Liverpool Football Club is steeped in history, its origins dating back to the 1890s before transformational decades followed to help create the club we see today.
The football club we all know and love was formed in 1892, a period so different to the one we currently experience.
But we have the likes of John Houlding to thank for forming and persisting with Liverpool FC, a pillar of the community and, they would not have known it at the time, a soon-to-be global powerhouse.
This is where it all started.
And it was not long until the first top-flight title was won in 1900/01, coming after two championship-winning campaigns in the Second Division in 1893/94 and 1895/96.
The teams of the early 1900s experienced life in both the First and Second Division and picked up titles along the way, from 1905/06 they settled comfortably in the top flight until the 1950s.
Liverpool started the 1920s with back-to-back league titles when there were 42 games to a season.
Aren’t these images just incredible?
And take a look at Anfield here in 1928 under construction, quite the contrast to present day.
The 1930s were full of Reds who will forever be enshrined in club history, including Gordon Hodgson – who is Liverpool’s third all-time leading goalscorer with 241 goals from 377 appearances.
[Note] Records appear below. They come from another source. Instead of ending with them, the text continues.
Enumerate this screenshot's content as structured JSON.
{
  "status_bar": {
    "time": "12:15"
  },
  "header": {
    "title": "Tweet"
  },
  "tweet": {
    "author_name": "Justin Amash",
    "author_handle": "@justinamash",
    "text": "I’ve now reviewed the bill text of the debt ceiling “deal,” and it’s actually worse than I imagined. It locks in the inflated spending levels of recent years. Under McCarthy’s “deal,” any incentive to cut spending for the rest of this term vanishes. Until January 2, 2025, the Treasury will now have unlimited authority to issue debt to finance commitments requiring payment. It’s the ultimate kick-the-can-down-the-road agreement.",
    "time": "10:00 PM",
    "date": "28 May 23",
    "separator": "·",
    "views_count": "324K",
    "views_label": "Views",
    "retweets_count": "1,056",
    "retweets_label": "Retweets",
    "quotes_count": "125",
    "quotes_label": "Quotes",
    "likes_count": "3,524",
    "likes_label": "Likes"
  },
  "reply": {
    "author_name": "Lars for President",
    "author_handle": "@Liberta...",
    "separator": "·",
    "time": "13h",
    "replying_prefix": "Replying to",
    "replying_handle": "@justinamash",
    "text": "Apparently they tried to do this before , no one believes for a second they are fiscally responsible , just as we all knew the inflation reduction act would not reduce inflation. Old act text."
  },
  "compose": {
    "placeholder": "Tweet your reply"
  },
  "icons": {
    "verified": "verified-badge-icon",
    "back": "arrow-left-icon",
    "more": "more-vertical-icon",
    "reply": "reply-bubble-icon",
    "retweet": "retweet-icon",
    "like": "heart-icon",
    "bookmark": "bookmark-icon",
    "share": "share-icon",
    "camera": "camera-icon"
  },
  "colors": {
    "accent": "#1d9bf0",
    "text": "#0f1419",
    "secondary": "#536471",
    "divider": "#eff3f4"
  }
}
Goalkeeper Elisha Scott made 468 appearances for the Reds and won back-to-back Division Two triumphs in 1921/22 and 1922/23 before departing in 1934.
Everton legend Dixie Dean called him the “greatest I’ve ever seen.”
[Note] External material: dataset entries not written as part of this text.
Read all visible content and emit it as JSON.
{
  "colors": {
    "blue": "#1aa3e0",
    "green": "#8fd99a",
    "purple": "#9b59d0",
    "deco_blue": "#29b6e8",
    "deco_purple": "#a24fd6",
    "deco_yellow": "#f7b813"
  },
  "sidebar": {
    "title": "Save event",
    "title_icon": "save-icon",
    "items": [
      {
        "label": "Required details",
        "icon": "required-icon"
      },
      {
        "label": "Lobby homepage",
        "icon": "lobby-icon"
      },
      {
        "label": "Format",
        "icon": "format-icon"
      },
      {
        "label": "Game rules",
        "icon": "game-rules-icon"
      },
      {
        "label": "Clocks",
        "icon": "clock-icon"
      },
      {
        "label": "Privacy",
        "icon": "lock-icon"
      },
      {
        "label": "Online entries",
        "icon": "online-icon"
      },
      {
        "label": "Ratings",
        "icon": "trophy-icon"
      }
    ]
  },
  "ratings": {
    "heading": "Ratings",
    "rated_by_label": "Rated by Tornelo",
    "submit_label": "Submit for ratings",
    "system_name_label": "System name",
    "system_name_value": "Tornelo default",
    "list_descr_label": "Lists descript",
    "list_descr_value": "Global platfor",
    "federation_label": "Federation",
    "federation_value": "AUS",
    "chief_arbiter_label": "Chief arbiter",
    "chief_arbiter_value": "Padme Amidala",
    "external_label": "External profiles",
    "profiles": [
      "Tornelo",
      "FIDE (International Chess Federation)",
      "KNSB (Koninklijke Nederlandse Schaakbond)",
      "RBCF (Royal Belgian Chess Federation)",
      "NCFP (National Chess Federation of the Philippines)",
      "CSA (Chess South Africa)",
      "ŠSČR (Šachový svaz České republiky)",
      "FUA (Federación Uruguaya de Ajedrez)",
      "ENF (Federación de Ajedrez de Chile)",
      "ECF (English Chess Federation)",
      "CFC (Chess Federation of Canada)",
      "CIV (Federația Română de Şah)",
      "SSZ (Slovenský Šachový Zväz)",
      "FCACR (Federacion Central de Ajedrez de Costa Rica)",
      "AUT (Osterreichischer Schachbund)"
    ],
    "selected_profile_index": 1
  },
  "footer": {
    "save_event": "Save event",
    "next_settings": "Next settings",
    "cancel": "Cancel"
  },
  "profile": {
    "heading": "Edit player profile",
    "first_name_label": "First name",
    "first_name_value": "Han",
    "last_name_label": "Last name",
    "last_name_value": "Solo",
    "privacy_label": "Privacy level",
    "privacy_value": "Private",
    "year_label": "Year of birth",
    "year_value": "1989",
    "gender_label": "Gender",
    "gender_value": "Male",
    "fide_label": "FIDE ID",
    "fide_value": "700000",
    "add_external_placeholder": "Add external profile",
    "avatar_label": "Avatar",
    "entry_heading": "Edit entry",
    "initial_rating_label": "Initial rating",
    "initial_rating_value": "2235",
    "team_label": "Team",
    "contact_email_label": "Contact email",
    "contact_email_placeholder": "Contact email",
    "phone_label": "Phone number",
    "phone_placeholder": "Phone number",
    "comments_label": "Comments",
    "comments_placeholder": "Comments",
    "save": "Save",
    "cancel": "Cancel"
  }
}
It was a different time, but you could definitely envisage Alisson wearing a flat cap between the sticks!
There would be only one trophy lifted throughout the 1940s, in part due to the war, but that is not to say the Reds were not without standout players.
Albert Stubbins, Willie Fagan, Jack Balmer and even future manager Bob Paisley were among them.
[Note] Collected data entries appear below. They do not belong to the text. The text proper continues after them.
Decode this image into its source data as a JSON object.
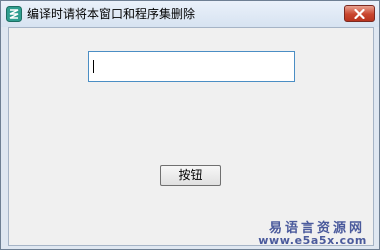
{
  "window": {
    "title": "编译时请将本窗口和程序集删除"
  },
  "titlebar": {
    "app_icon": "app-icon",
    "close_icon": "close-icon"
  },
  "form": {
    "text_input_value": "",
    "button_label": "按钮"
  },
  "watermark": {
    "site_name": "易语言资源网",
    "url": "www.e5a5x.com"
  },
  "colors": {
    "close_button": "#c9462f",
    "input_border": "#4b8ec4",
    "watermark": "#4a5a9c"
  }
}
Paisley played 277 games as a Red from 1946 to 1954 – he was never too far from Anfield.
Balmer made history in 1946, becoming only the third player in English football to score three consecutive hat-tricks – he scored a total of 10 goals in three games. A skilful and intelligent forward.
The 1950s were transformative for Liverpool and not always for the right reasons.
In 1953/54, the club was relegated to the Second Division, but the arrival of Bill Shankly in 1959 would change everything.
Ronnie Moran may have become one of Shankly’s most trusted right-hand men, but he was first the club captain and a reliable member of the squad that the Scot inherited.
As for the legendary Billy Liddell, the majority of his football with Liverpool was played before Shankly’s arrival but he was a cornerstone of the side from 1946 to 1960.
Liverpool ended the 1950s in the Second Division, but with Shankly at the helm, the club was only ever heading in one direction.